Jon Dember

After several years of contra dancing in upstate NY, I taught myself to play button accordion in the mid 1990's as another form of self expression. I liked the way it could be used like a percussive instrument while being very strong on melody. That combination meant that playing the instrument could be an extension of dancing; indeed with some high energy tunes I have a hard

time NOT dancing.
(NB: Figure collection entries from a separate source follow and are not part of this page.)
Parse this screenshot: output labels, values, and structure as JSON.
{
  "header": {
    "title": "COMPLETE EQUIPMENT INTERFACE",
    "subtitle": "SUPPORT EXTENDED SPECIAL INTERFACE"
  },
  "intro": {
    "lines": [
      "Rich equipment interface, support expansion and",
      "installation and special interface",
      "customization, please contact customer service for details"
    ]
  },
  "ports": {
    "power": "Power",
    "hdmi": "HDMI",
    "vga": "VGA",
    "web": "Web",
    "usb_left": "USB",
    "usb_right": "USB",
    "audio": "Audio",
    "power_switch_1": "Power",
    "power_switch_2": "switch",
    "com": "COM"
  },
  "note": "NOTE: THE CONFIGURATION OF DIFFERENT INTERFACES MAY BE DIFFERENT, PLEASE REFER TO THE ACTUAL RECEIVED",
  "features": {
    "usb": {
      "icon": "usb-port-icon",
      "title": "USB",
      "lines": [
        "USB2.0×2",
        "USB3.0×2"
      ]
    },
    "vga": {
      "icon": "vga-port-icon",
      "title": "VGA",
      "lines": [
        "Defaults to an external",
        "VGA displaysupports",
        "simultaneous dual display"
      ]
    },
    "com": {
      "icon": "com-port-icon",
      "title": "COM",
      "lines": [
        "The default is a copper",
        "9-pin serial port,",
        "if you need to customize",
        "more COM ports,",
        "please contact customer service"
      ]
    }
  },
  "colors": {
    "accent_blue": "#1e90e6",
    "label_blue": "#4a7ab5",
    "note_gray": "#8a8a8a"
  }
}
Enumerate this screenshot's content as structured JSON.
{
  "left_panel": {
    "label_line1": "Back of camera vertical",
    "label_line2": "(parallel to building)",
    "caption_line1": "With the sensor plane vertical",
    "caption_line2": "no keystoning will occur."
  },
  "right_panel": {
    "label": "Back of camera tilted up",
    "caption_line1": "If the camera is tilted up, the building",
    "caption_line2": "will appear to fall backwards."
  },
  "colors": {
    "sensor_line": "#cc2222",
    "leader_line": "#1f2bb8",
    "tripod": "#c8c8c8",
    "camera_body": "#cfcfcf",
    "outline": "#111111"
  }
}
I also found that while being a good compliment to the string instruments, the "button box" is capable of piercing ambient street noise, making it perfect for the typically un-amplified outdoor performance.

 

Like many fellow amateur musicians I started learning tunes by playing in the rear section of the amorphous pick up band at the outdoor summer contra dance series on the Commons in Ithaca, NY. Migrating to the front of Your Friends and Neighbors, I became comfortable with most of the British Isles and American folk tunes typically played at New England contra dances.

 

In the late 1990's I also joined with fiddler Marty Blodgett to form the four piece Clusterflies, playing Irish and Americana based tunes at dances, socials, weddings, coffee houses, festivals, and the renowned Ithaca Farmers Market.

 

After moving to Newport, RI in 2002, I sought out similar musical social interactions, and found the very welcoming South County old tyme jam session led by Harry Buffam. In a continuation of my old habit , we soon were playing each Saturday morning in the summer under a tree at the Coastal Growers Market at Casey Farm in Saunderstown. After a season or two, one of the few jam members who continued to show up regularly was Steve "Doc" Wood. With his steel resonator guitar, we found we could be easily heard outdoors without amplification. Thus Farm Dog became the original, de facto house band at the market, until a rotating schedule of bands was instituted in more recent years.

 

After years of dancing and playing accordion, I still could not sing very easily (at least while playing). This irksome situation turned around after receiving a ukulele from a family member at a recent Christmas. This opened up the entire world of songs I had admired for years, and now enjoy playing at open mics in the Newport area.

 

The latest project using both the uke, vocals and accordians is with the Stillhouse Strays, doing alt country, indie, folk, and pop songs.